NACCIMA and ACCI Urge Government to Provide Palliatives for Productive Sectors

The Nigerian Association of Chambers of Commerce Industry, Mines, and Agriculture, along with the Abuja Chamber of Commerce and Industry, have jointly appealed to the Federal Government to implement support measures for enterprises operating within the nation’s productive sectors.

This request was formally presented during the conclusion of the 3rd Quarterly Council Meeting of NACCIMA in Abuja, which was hosted by ACCI.

Emphasizing the urgency of the matter, Dele Oye, the President of NACCIMA, underscored the significance of extending relief to pivotal economic sectors. This step is considered crucial due to the adverse repercussions of the fuel subsidy withdrawal on businesses within the affected domains.

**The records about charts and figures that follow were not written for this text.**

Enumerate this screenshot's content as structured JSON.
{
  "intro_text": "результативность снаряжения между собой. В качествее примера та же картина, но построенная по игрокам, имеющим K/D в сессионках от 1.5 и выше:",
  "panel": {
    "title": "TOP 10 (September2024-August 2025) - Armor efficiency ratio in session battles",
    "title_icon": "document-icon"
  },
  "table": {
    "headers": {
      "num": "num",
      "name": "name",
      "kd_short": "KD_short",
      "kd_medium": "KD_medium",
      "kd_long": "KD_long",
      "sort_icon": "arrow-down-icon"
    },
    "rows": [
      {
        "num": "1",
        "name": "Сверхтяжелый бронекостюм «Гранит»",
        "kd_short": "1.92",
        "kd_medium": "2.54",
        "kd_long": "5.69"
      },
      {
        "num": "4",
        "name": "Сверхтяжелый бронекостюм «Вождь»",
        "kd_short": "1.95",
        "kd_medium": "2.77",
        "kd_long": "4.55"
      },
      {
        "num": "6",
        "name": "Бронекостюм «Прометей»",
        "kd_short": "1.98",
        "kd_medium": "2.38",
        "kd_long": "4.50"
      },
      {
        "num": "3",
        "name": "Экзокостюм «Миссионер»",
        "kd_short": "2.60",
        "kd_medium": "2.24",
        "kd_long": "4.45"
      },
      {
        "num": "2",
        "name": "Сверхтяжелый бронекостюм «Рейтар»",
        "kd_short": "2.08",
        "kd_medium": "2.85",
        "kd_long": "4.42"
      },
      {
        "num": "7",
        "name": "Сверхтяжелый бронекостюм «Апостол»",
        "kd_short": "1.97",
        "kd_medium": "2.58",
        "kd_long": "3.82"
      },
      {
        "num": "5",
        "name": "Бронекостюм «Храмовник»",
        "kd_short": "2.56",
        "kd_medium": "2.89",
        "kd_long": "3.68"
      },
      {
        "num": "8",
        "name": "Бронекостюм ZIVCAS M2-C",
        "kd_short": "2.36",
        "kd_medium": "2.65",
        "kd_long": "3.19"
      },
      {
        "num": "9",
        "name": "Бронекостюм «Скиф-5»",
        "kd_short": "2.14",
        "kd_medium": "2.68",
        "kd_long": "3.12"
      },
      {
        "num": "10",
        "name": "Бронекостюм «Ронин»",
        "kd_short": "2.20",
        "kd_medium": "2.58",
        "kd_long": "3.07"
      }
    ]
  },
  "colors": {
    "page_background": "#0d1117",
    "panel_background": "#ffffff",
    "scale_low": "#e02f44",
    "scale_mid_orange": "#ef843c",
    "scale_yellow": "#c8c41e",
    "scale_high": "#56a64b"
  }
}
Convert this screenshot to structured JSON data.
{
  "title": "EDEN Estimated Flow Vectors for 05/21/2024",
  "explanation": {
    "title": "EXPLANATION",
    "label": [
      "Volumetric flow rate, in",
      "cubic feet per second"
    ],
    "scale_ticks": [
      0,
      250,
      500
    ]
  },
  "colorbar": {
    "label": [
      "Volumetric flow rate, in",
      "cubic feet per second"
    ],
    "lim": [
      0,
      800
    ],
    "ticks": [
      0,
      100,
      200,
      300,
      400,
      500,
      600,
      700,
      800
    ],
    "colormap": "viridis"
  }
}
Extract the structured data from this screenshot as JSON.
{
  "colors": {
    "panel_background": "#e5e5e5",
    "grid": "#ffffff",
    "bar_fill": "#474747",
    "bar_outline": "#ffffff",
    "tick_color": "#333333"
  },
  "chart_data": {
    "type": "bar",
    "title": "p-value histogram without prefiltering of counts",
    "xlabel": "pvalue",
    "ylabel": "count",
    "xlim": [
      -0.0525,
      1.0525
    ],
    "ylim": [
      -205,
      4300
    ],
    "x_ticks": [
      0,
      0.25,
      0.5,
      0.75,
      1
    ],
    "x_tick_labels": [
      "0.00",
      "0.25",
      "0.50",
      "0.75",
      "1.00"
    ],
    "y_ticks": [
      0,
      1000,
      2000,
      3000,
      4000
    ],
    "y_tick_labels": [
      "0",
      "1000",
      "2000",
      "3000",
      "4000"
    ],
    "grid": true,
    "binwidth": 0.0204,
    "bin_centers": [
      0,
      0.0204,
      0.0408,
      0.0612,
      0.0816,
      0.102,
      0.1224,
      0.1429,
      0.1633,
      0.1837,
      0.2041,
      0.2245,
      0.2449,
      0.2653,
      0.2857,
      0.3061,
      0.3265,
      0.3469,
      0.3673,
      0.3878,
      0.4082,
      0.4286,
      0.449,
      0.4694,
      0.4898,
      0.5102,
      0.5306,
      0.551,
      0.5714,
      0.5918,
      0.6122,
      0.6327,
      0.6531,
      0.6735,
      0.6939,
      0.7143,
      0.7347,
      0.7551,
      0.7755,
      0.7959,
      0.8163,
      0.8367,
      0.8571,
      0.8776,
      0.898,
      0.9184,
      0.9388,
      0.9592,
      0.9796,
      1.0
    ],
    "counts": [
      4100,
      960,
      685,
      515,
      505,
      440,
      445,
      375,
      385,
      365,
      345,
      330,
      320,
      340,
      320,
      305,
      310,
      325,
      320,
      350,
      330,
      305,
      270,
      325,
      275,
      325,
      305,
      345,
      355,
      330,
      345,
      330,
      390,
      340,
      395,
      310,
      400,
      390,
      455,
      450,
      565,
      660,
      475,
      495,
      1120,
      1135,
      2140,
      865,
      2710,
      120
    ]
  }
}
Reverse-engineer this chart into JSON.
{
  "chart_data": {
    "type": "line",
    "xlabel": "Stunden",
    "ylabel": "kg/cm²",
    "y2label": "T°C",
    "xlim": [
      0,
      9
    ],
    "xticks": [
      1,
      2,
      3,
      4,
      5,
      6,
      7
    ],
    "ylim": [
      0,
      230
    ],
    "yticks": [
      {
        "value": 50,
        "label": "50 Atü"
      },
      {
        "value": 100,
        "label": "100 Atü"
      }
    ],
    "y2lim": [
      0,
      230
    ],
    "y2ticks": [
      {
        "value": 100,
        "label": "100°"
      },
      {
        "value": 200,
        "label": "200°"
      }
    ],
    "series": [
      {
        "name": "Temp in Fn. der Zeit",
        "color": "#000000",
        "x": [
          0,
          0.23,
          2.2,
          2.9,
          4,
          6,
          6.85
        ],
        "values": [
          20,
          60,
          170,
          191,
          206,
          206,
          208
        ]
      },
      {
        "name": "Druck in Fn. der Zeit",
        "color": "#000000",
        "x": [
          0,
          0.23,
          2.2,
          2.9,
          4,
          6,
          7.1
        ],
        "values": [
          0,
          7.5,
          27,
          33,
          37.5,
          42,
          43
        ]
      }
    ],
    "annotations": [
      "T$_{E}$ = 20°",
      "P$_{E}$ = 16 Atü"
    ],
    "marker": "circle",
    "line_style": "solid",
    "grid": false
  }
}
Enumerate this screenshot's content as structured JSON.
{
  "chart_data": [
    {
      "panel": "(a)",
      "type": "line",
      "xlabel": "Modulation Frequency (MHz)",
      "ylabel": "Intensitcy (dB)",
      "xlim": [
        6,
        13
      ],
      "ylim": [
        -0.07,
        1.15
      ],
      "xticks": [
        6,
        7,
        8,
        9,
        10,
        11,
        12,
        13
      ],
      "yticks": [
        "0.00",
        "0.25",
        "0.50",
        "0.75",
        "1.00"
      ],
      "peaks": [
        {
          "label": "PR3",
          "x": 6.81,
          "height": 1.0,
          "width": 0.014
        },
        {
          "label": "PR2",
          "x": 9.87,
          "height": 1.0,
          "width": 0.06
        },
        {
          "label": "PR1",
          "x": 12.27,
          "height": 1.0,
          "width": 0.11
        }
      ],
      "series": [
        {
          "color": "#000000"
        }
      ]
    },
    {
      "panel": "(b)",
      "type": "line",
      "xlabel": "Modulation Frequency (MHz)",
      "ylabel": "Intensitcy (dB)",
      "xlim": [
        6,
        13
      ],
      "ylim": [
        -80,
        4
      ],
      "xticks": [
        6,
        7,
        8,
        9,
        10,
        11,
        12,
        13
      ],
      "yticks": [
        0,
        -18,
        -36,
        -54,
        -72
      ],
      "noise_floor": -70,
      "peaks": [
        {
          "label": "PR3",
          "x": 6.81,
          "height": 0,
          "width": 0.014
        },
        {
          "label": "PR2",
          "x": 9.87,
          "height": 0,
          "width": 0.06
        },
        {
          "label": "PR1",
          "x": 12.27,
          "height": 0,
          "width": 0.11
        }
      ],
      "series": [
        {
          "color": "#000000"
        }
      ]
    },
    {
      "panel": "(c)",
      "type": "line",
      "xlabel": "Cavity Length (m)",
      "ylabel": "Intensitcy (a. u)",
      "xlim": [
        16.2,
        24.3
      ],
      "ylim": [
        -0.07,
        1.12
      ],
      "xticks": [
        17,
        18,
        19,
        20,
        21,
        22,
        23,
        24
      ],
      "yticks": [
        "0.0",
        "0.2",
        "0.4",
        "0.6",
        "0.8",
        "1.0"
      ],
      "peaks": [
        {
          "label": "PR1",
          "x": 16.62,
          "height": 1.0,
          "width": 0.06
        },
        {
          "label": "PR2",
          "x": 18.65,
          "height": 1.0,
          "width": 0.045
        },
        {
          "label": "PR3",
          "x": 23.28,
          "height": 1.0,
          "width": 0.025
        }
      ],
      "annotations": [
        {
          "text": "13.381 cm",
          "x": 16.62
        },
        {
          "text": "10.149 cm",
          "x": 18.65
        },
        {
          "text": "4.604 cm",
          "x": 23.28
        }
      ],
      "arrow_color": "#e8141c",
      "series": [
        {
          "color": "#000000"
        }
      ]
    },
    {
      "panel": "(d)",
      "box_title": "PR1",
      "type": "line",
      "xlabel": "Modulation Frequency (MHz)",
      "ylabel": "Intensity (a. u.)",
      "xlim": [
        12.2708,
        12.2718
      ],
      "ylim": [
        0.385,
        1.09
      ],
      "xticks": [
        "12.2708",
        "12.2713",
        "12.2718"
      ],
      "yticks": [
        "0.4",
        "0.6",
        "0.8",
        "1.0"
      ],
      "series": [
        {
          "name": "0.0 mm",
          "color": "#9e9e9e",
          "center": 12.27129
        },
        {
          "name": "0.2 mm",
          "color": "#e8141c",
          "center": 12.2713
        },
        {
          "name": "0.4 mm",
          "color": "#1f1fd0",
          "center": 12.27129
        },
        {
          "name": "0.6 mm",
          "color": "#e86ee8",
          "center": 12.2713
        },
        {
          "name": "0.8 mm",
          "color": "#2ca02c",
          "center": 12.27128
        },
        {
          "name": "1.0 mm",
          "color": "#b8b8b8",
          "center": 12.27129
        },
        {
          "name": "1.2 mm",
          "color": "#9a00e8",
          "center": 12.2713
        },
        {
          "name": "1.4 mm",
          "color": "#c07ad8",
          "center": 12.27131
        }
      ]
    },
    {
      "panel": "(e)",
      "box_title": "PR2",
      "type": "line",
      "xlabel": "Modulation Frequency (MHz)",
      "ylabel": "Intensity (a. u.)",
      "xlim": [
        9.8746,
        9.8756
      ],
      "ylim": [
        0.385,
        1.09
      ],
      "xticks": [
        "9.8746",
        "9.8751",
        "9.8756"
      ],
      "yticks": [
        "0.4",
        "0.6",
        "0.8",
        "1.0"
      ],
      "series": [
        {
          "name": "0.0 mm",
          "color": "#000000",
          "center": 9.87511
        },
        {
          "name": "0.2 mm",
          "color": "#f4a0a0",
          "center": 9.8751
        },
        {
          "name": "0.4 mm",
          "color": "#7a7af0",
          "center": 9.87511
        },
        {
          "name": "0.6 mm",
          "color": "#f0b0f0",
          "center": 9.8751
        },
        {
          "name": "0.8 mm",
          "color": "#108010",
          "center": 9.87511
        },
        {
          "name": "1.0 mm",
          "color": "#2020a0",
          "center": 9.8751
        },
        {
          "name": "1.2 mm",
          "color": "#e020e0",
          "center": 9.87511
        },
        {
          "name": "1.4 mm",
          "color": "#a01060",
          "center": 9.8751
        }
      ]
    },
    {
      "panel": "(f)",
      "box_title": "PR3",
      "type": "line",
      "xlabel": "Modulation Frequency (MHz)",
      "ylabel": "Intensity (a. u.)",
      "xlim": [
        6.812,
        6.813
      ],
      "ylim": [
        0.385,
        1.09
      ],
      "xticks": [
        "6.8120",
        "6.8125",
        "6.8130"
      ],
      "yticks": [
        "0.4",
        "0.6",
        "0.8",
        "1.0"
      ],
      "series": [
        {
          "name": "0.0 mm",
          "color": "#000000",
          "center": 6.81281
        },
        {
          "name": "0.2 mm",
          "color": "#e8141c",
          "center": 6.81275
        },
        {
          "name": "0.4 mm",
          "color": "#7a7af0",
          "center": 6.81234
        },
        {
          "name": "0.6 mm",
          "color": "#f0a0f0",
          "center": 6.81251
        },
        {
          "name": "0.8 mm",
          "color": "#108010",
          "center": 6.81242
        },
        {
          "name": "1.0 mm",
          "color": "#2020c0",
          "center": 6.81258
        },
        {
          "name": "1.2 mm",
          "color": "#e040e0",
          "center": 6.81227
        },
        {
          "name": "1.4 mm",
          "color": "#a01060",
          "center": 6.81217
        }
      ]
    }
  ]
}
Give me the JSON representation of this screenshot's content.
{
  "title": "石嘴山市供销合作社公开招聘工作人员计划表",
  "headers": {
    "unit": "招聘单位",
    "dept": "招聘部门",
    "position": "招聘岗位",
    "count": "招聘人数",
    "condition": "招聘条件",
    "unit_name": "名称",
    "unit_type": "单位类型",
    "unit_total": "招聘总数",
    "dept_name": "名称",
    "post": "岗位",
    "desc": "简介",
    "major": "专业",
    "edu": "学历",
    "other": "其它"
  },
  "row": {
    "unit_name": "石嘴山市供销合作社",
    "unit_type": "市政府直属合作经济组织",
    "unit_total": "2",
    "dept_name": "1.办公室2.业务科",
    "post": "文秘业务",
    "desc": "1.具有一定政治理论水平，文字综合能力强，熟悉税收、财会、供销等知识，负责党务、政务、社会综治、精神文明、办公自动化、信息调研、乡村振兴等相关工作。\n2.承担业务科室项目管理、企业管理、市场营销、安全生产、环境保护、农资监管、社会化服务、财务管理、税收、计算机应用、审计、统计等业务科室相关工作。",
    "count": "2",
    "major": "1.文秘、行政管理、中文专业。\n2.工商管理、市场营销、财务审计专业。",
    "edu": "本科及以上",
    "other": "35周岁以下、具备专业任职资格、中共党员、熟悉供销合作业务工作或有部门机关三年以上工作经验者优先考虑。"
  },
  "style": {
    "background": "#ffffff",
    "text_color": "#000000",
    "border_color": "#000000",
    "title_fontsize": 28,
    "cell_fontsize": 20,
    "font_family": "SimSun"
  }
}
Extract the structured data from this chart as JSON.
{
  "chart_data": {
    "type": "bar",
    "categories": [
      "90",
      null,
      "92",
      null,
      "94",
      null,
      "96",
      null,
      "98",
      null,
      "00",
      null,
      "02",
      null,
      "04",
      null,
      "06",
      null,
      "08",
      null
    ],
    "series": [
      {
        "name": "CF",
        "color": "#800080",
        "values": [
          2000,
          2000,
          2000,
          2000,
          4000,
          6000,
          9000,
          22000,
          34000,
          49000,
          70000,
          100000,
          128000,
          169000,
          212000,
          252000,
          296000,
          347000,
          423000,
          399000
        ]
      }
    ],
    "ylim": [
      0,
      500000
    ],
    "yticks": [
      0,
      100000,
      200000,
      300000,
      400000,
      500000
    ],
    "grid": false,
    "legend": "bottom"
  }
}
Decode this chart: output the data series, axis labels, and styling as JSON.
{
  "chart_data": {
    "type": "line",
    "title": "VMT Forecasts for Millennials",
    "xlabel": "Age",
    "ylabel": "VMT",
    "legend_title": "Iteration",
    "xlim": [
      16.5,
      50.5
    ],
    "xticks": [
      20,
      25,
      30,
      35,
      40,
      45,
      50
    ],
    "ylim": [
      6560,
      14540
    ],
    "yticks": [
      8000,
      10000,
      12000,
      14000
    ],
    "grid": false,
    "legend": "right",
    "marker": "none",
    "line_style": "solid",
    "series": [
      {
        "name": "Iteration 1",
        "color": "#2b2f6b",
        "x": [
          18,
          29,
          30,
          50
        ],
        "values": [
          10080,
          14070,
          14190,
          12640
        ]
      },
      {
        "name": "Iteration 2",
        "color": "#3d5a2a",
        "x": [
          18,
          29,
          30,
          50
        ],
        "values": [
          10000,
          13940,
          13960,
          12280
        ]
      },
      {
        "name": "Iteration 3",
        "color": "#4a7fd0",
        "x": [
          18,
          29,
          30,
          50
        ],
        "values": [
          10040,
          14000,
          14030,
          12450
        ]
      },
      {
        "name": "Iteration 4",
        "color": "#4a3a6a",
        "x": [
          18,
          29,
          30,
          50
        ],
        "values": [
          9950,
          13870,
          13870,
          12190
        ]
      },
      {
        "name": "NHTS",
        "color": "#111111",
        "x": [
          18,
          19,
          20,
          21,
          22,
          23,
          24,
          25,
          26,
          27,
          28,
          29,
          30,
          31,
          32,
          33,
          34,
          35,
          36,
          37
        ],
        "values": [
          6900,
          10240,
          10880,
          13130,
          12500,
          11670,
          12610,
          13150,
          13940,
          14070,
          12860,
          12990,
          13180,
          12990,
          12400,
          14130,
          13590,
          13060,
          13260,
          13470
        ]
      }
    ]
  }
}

In a response to the scenario, the National Executive Council recently endorsed an allocation of N5 billion to each of the 36 states across Nigeria, along with the Federal Capital Territory. This allocation is part of a strategy aimed at mitigating the repercussions of the fuel subsidy removal on the general populace.

Speaking on this subject during the meeting, Oye articulated, “Various industries are feeling the impact, either positively or negatively. It’s an inherent outcome of any new policy – some entities suffer while others reap benefits from its implementation.”

He further explained, “While the liberalized system is advantageous in the long run for the nation, in the short term, it’s imperative to consider those adversely affected by the changes, in order to prevent abnormal inflation due to sudden price fluctuations. Thus, it’s crucial that the government ensures the effective distribution of palliative measures to these industries.”

Oye also acknowledged the time required for businesses to adapt to the recent policy shift introduced by the Central Bank of Nigeria, particularly the floating of the naira. “In the short term, adjusting to new policies can be challenging for many. Businesses need time to acclimate and align their operations accordingly. Additionally, one of the contributing factors to our current challenges was the unchecked demand due to subsidized fuel prices.”

He observed, “The removal of this burden from the government has led to a surplus in government funds. While this surplus can be channeled into developmental initiatives, we must remember that some segments of society are facing short-term adversity as this adjustment is likely to elevate production costs.”

Oye recommended that providing low-interest loans would be a mechanism to alleviate the immediate effects of the subsidy removal on affected industries.

Backing Oye’s perspective, Al-Mujtaba Abubakar, President of ACCI, echoed the sentiment that the business community necessitates incentives to counterbalance the impact of both the fuel subsidy withdrawal and the devaluation of the naira.